The Board should have been polled to determine whether each member has a means to review electronic documentation (i.e. do they have a computer?).  In my opinion, this was a needless expenditure of funds which each Unit Owner fully expected would be used for maintenance and refurbishing of the facility.  The fact that the iPads may be returned after a Member’s term does not change my opinion.  The iPads will likely be obsolete by that time.

	After reviewing the Minutes, I contacted the facility and spoke with the Manager who was very helpful.  She informed me that the Board had an unanticipated revenue in the amount of approximately $11,000.00 attributable to filming activity at the property.  She further stated that a portion of this sum was utilized to purchase the iPads.  This sum should have been utilized for true operating expenses (i.e. repairs and refurbishing) and NOT for the purchase of iPads.  If the Board believed that no such repairs or refurbishments were necessary, the funds should have been deposited as reserves or utilized to offset any maintenance fees for the next fiscal year. 

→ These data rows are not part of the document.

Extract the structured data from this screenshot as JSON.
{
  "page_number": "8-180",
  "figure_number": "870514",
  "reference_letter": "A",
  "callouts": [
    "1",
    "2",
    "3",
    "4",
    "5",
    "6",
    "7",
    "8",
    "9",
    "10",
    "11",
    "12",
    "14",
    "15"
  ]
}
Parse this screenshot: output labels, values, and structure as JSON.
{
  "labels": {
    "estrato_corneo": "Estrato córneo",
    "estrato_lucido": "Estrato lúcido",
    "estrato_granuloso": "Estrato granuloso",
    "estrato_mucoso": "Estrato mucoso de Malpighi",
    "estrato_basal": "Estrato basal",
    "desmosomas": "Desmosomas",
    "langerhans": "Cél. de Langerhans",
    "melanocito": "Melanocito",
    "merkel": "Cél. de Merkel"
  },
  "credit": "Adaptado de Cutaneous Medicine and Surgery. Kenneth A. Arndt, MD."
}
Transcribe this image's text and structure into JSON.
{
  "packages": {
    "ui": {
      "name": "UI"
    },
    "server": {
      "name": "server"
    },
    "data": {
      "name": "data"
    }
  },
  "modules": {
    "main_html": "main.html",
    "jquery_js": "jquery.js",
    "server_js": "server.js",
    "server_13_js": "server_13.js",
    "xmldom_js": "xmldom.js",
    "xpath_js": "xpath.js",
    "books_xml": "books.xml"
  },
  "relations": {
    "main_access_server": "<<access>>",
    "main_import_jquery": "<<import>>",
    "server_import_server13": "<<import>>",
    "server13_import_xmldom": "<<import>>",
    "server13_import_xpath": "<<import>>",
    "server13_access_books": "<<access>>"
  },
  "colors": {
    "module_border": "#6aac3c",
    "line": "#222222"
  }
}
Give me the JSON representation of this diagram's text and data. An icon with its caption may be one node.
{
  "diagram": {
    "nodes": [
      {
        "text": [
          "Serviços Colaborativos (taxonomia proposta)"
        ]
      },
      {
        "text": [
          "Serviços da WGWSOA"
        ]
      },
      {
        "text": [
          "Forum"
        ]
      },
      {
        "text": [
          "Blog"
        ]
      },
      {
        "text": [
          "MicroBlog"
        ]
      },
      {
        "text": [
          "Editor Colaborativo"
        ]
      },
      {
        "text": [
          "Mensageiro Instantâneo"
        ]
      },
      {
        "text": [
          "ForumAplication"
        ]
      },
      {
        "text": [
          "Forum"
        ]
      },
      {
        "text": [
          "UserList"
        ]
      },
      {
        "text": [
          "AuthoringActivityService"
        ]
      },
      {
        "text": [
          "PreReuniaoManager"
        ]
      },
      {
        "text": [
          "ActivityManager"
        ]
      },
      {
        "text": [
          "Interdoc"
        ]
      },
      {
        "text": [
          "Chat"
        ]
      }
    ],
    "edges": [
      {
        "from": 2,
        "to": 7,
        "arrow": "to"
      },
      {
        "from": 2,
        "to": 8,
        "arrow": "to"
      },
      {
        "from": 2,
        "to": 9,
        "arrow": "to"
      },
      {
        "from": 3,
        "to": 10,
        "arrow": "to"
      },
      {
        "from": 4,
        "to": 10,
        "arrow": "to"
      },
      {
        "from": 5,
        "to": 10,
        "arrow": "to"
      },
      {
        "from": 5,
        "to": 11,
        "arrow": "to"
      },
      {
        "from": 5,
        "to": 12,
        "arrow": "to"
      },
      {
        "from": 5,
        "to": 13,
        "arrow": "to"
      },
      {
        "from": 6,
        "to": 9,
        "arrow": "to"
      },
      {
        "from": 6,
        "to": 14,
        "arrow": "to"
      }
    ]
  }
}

	The Board should consist of volunteers who perform their services gratuitously.  In voting for this measure, I believe all of you have breached a confidence which the Unit Owners have placed in you.  I further understand that HGVC recommended the adoption of such a purchase.  The Unit Owners rely on all of you to review such suggestions and act properly.  In my opinion, you have all acted improperly.


----------



## timeos2 (Dec 15, 2011)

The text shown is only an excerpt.